Zuma demonstrably isn’t doing this and neither has he delegated to a hatchet man, as Nelson Mandela did with Thabo Mbeki, and then Mbeki as president did, to a degree, with the hardegat Essop Pahad.
Many assumed that Collins Chabane would play this role for Zuma when he carried the Orwellian title of minister for performance monitoring and evaluation in The Presidency for five years. But there’s no evidence that he did so.
Veteran political bruiser Jeff Radebe is now minister in the presidency (Pahad’s old title) but, so far, there’s no sign of him in action either.
Political leaders have different considerations in resolving cabinet disagreements. Some, like Margaret Thatcher and Hendrik Verwoerd, were overwhelmingly ideological, others, like Bill Clinton and PW Botha, nakedly based the call on what was best for their political survival in the party or the electorate. Many hide behind the finance minister and let fiscal policy decide, while a few operate on personal grudges – Mbeki and Gordon Brown combined those motives.
With Zuma none of this applies. He has no obvious ideology or fiscal policy, he’s not standing for re-election, his only grudge is with the NPA and the “clever people”, he’s seemingly immune to blistering media criticism and he, publicly at least, doesn’t care about deficits, qualified audits, ratings downgrades and the collapse of the mining industry.
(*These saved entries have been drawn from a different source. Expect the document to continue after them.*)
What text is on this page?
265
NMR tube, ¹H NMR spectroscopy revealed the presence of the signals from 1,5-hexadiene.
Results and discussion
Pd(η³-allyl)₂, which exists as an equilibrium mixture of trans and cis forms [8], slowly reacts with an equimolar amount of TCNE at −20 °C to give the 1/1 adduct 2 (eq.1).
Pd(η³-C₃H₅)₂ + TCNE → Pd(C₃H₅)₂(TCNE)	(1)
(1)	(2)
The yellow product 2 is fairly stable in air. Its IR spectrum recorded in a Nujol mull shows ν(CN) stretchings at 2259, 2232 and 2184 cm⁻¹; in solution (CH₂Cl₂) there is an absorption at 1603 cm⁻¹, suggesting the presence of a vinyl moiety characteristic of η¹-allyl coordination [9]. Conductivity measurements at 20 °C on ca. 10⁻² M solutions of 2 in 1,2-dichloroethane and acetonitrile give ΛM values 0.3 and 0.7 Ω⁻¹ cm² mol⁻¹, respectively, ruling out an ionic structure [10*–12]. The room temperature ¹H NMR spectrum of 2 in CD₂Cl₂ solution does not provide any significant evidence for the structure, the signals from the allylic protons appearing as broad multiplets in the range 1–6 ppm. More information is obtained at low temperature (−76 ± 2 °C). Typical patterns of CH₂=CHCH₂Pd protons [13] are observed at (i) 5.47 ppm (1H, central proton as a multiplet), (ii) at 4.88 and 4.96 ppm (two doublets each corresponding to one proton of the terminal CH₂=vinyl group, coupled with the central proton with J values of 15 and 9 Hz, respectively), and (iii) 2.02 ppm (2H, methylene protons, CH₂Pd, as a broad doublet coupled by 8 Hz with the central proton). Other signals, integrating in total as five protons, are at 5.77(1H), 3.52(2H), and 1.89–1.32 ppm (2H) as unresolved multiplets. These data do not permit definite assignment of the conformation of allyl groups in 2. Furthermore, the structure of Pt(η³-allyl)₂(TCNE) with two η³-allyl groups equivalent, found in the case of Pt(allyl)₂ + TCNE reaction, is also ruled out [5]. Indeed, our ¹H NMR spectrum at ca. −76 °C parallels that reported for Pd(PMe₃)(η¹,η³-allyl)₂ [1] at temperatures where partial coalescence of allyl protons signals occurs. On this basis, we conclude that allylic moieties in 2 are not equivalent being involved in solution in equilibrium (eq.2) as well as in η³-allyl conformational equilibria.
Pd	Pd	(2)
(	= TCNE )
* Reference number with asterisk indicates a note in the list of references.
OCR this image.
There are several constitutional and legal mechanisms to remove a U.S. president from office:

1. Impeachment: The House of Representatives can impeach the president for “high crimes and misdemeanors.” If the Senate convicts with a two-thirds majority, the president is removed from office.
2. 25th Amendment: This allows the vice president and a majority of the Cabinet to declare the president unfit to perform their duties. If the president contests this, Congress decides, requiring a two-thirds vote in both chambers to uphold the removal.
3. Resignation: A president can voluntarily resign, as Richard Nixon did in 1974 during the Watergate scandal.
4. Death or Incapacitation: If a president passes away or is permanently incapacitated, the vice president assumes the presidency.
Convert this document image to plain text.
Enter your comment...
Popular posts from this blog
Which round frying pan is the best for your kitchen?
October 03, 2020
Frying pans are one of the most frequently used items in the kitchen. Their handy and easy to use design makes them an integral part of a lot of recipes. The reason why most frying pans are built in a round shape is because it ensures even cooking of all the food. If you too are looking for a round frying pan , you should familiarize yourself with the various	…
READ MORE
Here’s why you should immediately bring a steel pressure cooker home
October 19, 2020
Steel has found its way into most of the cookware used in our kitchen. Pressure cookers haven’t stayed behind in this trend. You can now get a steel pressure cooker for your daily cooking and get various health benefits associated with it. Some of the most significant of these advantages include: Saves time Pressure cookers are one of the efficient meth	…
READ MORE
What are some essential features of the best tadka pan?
According to the State of the Nation address in June, the National Development Programme (NDP) is meant to be the determining factor, but several key figures have disowned that document and, anyway, it is deliberately vague enough to accommodate most points of view – it’s a bit like the Bible in the sense that you can find a quote to justify anything.
One small example of the problems we face: how does the home affairs minister’s arrogant approach to laborious new entry requirements fit with the NDP’s vision of tourism being a key industry for our future?